Завоеватель сердец - Хейер Джорджетт - Страница 76
- Предыдущая
- 76/105
- Следующая
– Когда? – недоуменно нахмурился сакс.
– Когда я споткнулся, тупица.
– А, тогда! – Эдгар на мгновение задумался. – Да, пожалуй, действительно спас, – признал он, и лицо его просветлело. – Редкой красоты получился удар, прямо в место соединения плеча с шеей. Оказывается, за годы ссылки я еще не растерял своего мастерства.
– Что ж, прими мою искреннюю благодарность, – сказал Рауль. – Хвала всем святым, сегодняшняя драка положит конец войне.
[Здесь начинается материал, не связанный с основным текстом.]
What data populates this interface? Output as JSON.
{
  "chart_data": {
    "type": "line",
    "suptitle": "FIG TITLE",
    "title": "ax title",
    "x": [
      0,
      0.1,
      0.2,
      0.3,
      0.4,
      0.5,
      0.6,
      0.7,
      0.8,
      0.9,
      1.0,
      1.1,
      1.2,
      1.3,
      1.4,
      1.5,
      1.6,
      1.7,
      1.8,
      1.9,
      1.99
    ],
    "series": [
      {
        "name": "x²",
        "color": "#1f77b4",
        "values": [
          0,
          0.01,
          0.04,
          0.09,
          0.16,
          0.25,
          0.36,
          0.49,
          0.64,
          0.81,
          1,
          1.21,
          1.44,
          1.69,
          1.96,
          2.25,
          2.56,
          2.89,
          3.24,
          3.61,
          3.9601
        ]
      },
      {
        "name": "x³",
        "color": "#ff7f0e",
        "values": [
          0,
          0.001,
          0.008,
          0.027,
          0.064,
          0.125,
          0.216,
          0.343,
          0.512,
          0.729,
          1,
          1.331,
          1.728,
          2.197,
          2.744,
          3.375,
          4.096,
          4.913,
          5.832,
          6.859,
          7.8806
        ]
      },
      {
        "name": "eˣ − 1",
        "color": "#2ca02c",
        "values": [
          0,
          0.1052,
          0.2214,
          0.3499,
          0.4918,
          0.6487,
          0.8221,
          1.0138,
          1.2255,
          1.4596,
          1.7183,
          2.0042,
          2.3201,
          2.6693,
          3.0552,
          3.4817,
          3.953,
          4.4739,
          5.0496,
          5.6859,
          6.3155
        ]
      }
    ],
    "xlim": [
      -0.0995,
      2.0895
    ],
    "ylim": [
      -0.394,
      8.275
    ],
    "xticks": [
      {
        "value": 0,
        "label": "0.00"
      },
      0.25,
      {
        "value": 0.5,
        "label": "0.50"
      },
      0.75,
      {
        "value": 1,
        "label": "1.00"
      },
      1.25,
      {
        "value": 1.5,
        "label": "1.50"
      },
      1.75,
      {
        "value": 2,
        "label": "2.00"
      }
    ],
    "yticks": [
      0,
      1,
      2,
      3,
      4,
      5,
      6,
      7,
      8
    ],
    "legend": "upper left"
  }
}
Конан лично сдал город герцогу.
– Да, – согласился Эдгар, но в голосе его прозвучало легкое сожаление. – Я иду ужинать, – заявил он. – Пойдешь со мной?
– После того, как увижу, что мы погасили последнюю искру. Где сейчас герцог?
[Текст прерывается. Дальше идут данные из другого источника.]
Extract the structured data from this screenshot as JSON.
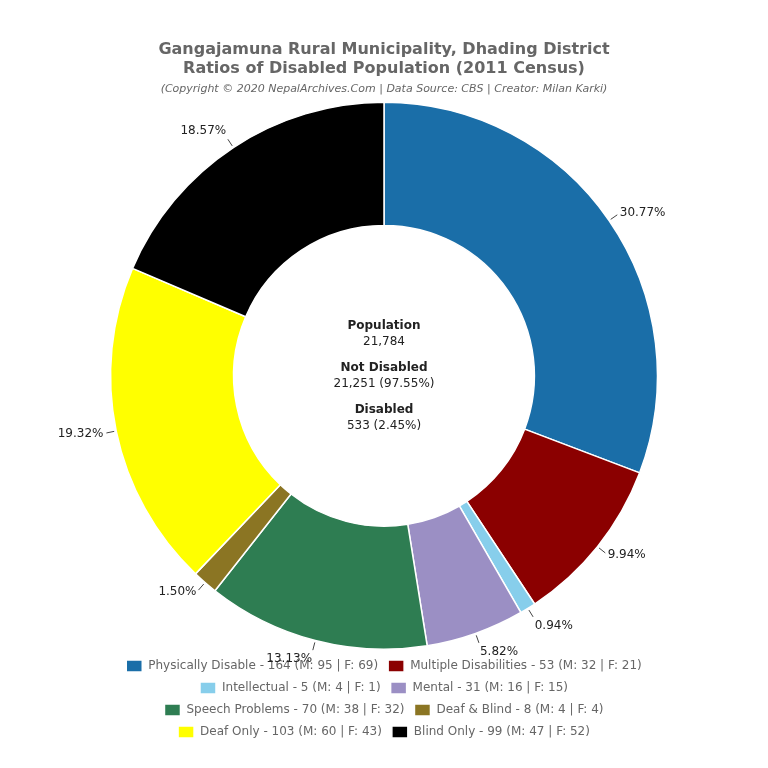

– Наверху, в замке, вместе с эрлом и де Гурнеем. Конан делает хорошую мину при плохой игре и сегодня вечером ужинает за столом герцога. Так, во всяком случае, сказал мне Фитц-Осберн. Хотя на месте Вильгельма я бы заковал его в кандалы. – Эдгар, повернувшись, двинулся прочь, но тут же остановился, не пройдя даже трех шагов, и, не оборачиваясь, сообщил: – Герцог производит эрла Гарольда в рыцари. – После чего, не дожидаясь ответа Рауля, сакс широкой поступью пересек рыночную площадь и скрылся из виду.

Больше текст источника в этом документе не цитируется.